Reputation: 1571
I have a XML file with Russian text:
<p>все чашки имеют стандартный посадочный диаметр - 22,2 мм</p>
I use xml.etree.ElementTree
to do manipulate it in various ways (without ever touching the text content). Then, I use ElementTree.tostring
:
info["table"] = ET.tostring(table, encoding="utf8") #table is an Element
Then I do some other stuff with this string, and finally write it to a file
f = open(newname, "w")
output = page_template.format(**info)
f.write(output)
f.close()
I wind up with this in my file:
<p>\xd0\xb2\xd1\x81\xd0\xb5 \xd1\x87\xd0\xb0\xd1\x88\xd0\xba\xd0\xb8 \xd0\xb8\xd0\xbc\xd0\xb5\xd1\x8e\xd1\x82 \xd1\x81\xd1\x82\xd0\xb0\xd0\xbd\xd0\xb4\xd0\xb0\xd1\x80\xd1\x82\xd0\xbd\xd1\x8b\xd0\xb9 \xd0\xbf\xd0\xbe\xd1\x81\xd0\xb0\xd0\xb4\xd0\xbe\xd1\x87\xd0\xbd\xd1\x8b\xd0\xb9 \xd0\xb4\xd0\xb8\xd0\xb0\xd0\xbc\xd0\xb5\xd1\x82\xd1\x80 - 22,2 \xd0\xbc\xd0\xbc</p>
How do I get it encoded properly?
Upvotes: 0
Views: 673
Reputation: 69082
You use
info["table"] = ET.tostring(table, encoding="utf8")
which returns bytes
. Then later you apply that to a format string, which is a str
(unicode), if you do that you'll end up with a representation of the bytes object.

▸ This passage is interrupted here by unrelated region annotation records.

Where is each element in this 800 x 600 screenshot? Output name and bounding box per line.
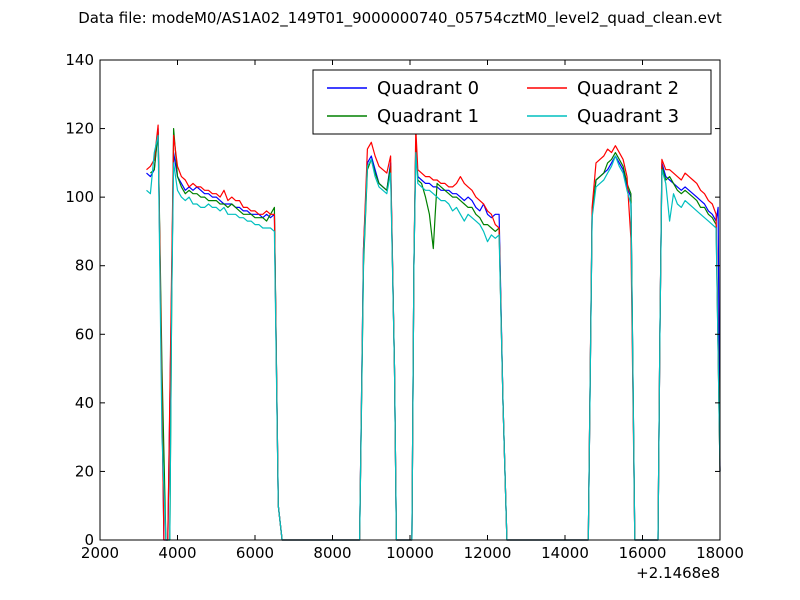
y-tick-label: 20: [75, 462, 94, 480]
x-tick-label: 8000: [313, 544, 351, 562]
legend-box: [312, 69, 712, 135]
y-tick-label: 80: [75, 257, 94, 275]
x-tick-label: 6000: [236, 544, 274, 562]
legend-label-quadrant-0: Quadrant 0: [377, 78, 479, 99]
y-tick-label: 100: [65, 188, 94, 206]
x-tick-label: 14000: [541, 544, 589, 562]
legend-label-quadrant-1: Quadrant 1: [377, 106, 479, 127]
x-tick-label: 12000: [464, 544, 512, 562]
plot-area: [100, 60, 720, 540]
x-tick-label: 2000: [81, 544, 119, 562]
y-tick-label: 120: [65, 120, 94, 138]
x-tick-label: 4000: [158, 544, 196, 562]
x-offset-label: +2.1468e8: [636, 564, 720, 582]
y-tick-label: 140: [65, 51, 94, 69]
legend-label-quadrant-3: Quadrant 3: [577, 106, 679, 127]
x-tick-label: 16000: [619, 544, 667, 562]
x-tick-label: 10000: [386, 544, 434, 562]
ticks-group: 2000 4000 6000 8000 10000 12000 14000 16000 1800…: [65, 51, 744, 562]
chart-title: Data file: modeM0/AS1A02_149T01_90000007…: [78, 9, 722, 28]
y-tick-label: 0: [84, 531, 94, 549]
x-tick-label: 18000: [696, 544, 744, 562]
y-tick-label: 60: [75, 325, 94, 343]
y-tick-label: 40: [75, 394, 94, 412]
legend: Quadrant 0 Quadrant 1 Quadrant 2 Quadrant 3: [312, 69, 712, 135]
plot-frame: [99, 59, 721, 541]
legend-label-quadrant-2: Quadrant 2: [577, 78, 679, 99]
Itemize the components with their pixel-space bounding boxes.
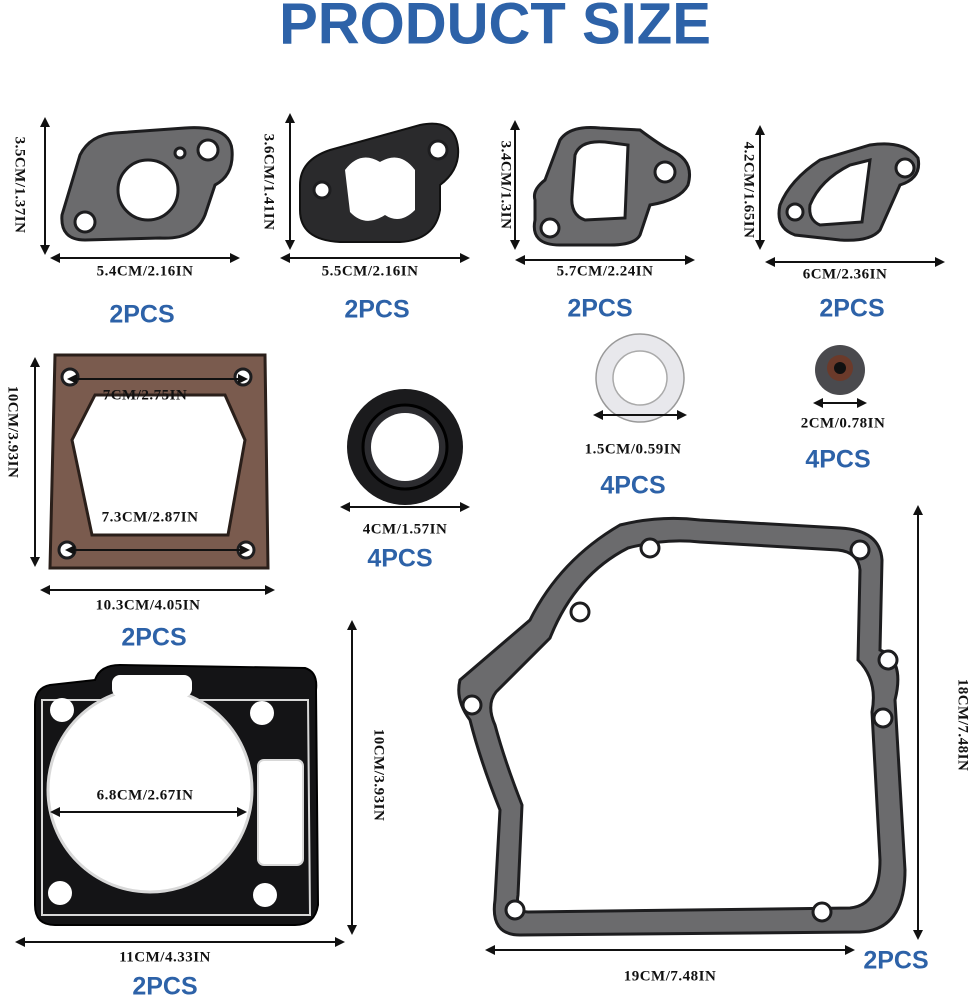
- height-label: 3.5CM/1.37IN: [12, 137, 28, 234]
- top-width-label: 7CM/2.75IN: [103, 387, 188, 403]
- quantity: 2PCS: [109, 301, 174, 329]
- washer: [595, 333, 685, 423]
- oil-seal: [347, 389, 463, 505]
- width-label: 1.5CM/0.59IN: [585, 441, 682, 457]
- carb-gasket-2: [299, 122, 460, 243]
- height-label: 3.6CM/1.41IN: [261, 134, 277, 231]
- quantity: 2PCS: [132, 973, 197, 1000]
- quantity: 4PCS: [367, 545, 432, 573]
- height-label: 10CM/3.93IN: [371, 729, 387, 822]
- bore-label: 6.8CM/2.67IN: [97, 787, 194, 803]
- quantity: 4PCS: [600, 472, 665, 500]
- carb-gasket-3: [532, 126, 691, 247]
- width-label: 19CM/7.48IN: [624, 968, 717, 984]
- width-label: 2CM/0.78IN: [801, 415, 886, 431]
- quantity: 2PCS: [863, 947, 928, 975]
- quantity: 2PCS: [121, 624, 186, 652]
- height-label: 18CM/7.48IN: [955, 679, 971, 772]
- title: PRODUCT SIZE: [279, 0, 711, 56]
- width-label: 10.3CM/4.05IN: [96, 597, 201, 613]
- width-label: 6CM/2.36IN: [803, 266, 888, 282]
- width-label: 5.5CM/2.16IN: [322, 263, 419, 279]
- height-label: 4.2CM/1.65IN: [741, 142, 757, 239]
- carb-gasket-1: [60, 126, 234, 242]
- rocker-gasket: [48, 353, 270, 570]
- width-label: 11CM/4.33IN: [119, 949, 211, 965]
- width-label: 4CM/1.57IN: [363, 521, 448, 537]
- carb-gasket-4: [777, 142, 921, 242]
- height-label: 10CM/3.93IN: [5, 386, 21, 479]
- bottom-width-label: 7.3CM/2.87IN: [102, 509, 199, 525]
- quantity: 2PCS: [567, 295, 632, 323]
- crankcase-gasket: [457, 516, 907, 937]
- height-label: 3.4CM/1.3IN: [498, 141, 514, 230]
- quantity: 2PCS: [819, 295, 884, 323]
- width-label: 5.7CM/2.24IN: [557, 263, 654, 279]
- width-label: 5.4CM/2.16IN: [97, 263, 194, 279]
- quantity: 2PCS: [344, 296, 409, 324]
- head-gasket: [34, 663, 320, 926]
- valve-seal: [815, 345, 865, 395]
- quantity: 4PCS: [805, 446, 870, 474]
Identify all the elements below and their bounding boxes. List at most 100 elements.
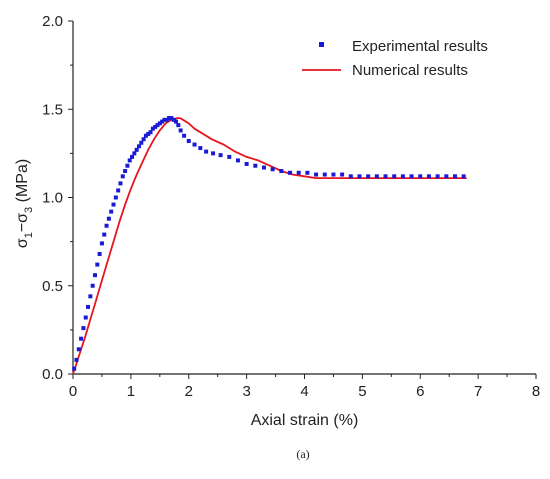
x-axis-title: Axial strain (%) bbox=[251, 412, 359, 429]
experimental-point bbox=[143, 133, 148, 138]
y-tick-label: 0.0 bbox=[42, 366, 63, 383]
experimental-point bbox=[125, 163, 130, 168]
experimental-point bbox=[253, 163, 258, 168]
experimental-point bbox=[134, 147, 139, 152]
experimental-point bbox=[127, 158, 132, 163]
experimental-point bbox=[176, 123, 181, 128]
experimental-point bbox=[90, 283, 95, 288]
experimental-point bbox=[366, 174, 371, 179]
legend-label-experimental: Experimental results bbox=[352, 38, 488, 55]
experimental-point bbox=[444, 174, 449, 179]
x-tick-label: 2 bbox=[185, 383, 193, 400]
experimental-point bbox=[348, 174, 353, 179]
y-axis-title-sub3: 3 bbox=[23, 207, 35, 213]
experimental-point bbox=[74, 357, 79, 362]
experimental-point bbox=[204, 149, 209, 154]
experimental-point bbox=[192, 142, 197, 147]
y-axis-title: σ1−σ3 (MPa) bbox=[14, 159, 35, 248]
legend-marker-experimental bbox=[319, 42, 324, 47]
x-tick-label: 7 bbox=[474, 383, 482, 400]
experimental-point bbox=[130, 154, 135, 159]
experimental-point bbox=[136, 144, 141, 149]
experimental-point bbox=[357, 174, 362, 179]
experimental-point bbox=[162, 117, 167, 122]
experimental-point bbox=[111, 202, 116, 207]
experimental-point bbox=[169, 116, 174, 121]
x-tick-label: 3 bbox=[242, 383, 250, 400]
experimental-point bbox=[83, 315, 88, 320]
experimental-point bbox=[123, 169, 128, 174]
experimental-point bbox=[139, 140, 144, 145]
experimental-point bbox=[244, 161, 249, 166]
experimental-point bbox=[72, 366, 77, 371]
experimental-point bbox=[340, 172, 345, 177]
experimental-point bbox=[374, 174, 379, 179]
experimental-point bbox=[95, 262, 100, 267]
experimental-point bbox=[383, 174, 388, 179]
y-axis-title-unit: (MPa) bbox=[14, 159, 31, 207]
experimental-point bbox=[392, 174, 397, 179]
y-tick-label: 2.0 bbox=[42, 13, 63, 30]
experimental-point bbox=[104, 223, 109, 228]
experimental-point bbox=[167, 116, 172, 121]
experimental-point bbox=[99, 241, 104, 246]
experimental-point bbox=[148, 130, 153, 135]
experimental-point bbox=[314, 172, 319, 177]
experimental-point bbox=[288, 170, 293, 175]
experimental-point bbox=[279, 169, 284, 174]
experimental-point bbox=[88, 294, 93, 299]
experimental-point bbox=[120, 174, 125, 179]
x-ticks: 0 1 2 3 4 5 6 7 8 bbox=[69, 374, 540, 400]
experimental-point bbox=[461, 174, 466, 179]
experimental-point bbox=[102, 232, 107, 237]
experimental-point bbox=[106, 216, 111, 221]
y-axis-title-sub1: 1 bbox=[23, 232, 35, 238]
y-ticks: 0.0 0.5 1.0 1.5 2.0 bbox=[42, 13, 73, 383]
experimental-point bbox=[153, 124, 158, 129]
experimental-point bbox=[322, 172, 327, 177]
experimental-point bbox=[118, 181, 123, 186]
experimental-point bbox=[113, 195, 118, 200]
experimental-point bbox=[150, 126, 155, 131]
x-tick-label: 5 bbox=[358, 383, 366, 400]
experimental-point bbox=[146, 131, 151, 136]
experimental-point bbox=[155, 123, 160, 128]
experimental-point bbox=[109, 209, 114, 214]
experimental-point bbox=[116, 188, 121, 193]
experimental-point bbox=[296, 170, 301, 175]
legend: Experimental results Numerical results bbox=[302, 38, 488, 79]
experimental-point bbox=[426, 174, 431, 179]
experimental-point bbox=[418, 174, 423, 179]
experimental-point bbox=[171, 117, 176, 122]
experimental-point bbox=[141, 137, 146, 142]
x-tick-label: 6 bbox=[416, 383, 424, 400]
y-axis-title-sigma1: σ bbox=[14, 238, 31, 248]
experimental-point bbox=[261, 165, 266, 170]
experimental-point bbox=[186, 139, 191, 144]
y-tick-label: 0.5 bbox=[42, 278, 63, 295]
experimental-point bbox=[174, 119, 179, 124]
legend-label-numerical: Numerical results bbox=[352, 62, 468, 79]
experimental-point bbox=[160, 119, 165, 124]
x-tick-label: 8 bbox=[532, 383, 540, 400]
numerical-results-line bbox=[72, 117, 467, 375]
experimental-point bbox=[227, 154, 232, 159]
experimental-point bbox=[400, 174, 405, 179]
experimental-point bbox=[452, 174, 457, 179]
y-tick-label: 1.5 bbox=[42, 101, 63, 118]
experimental-point bbox=[79, 336, 84, 341]
experimental-point bbox=[81, 326, 86, 331]
experimental-point bbox=[270, 167, 275, 172]
experimental-point bbox=[178, 128, 183, 133]
experimental-point bbox=[218, 153, 223, 158]
experimental-point bbox=[164, 117, 169, 122]
experimental-point bbox=[182, 133, 187, 138]
experimental-point bbox=[305, 170, 310, 175]
experimental-point bbox=[86, 304, 91, 309]
experimental-point bbox=[331, 172, 336, 177]
experimental-point bbox=[435, 174, 440, 179]
experimental-point bbox=[97, 251, 102, 256]
experimental-point bbox=[235, 158, 240, 163]
experimental-point bbox=[198, 146, 203, 151]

etree can return an unicode object instead if you use:
info["table"] = ET.tostring(table, encoding="unicode")
Upvotes: 1
Reputation: 3639
Try this - with output parameter being just the Russian string without utf-8 encoding.
import codecs
#output=u'все чашки имеют стандартный посадочный диаметр'
with codecs.open(newname, "w", "utf-16") as stream: #or utf-8
stream.write(output + u"\n")
Upvotes: 0
Reputation: 1571
The problem is that ElementTree.tostring returns a binary object and not an actual string. The answer to this is:
info["table"] = ET.tostring(table, encoding="utf8").decode("utf8")
Upvotes: 0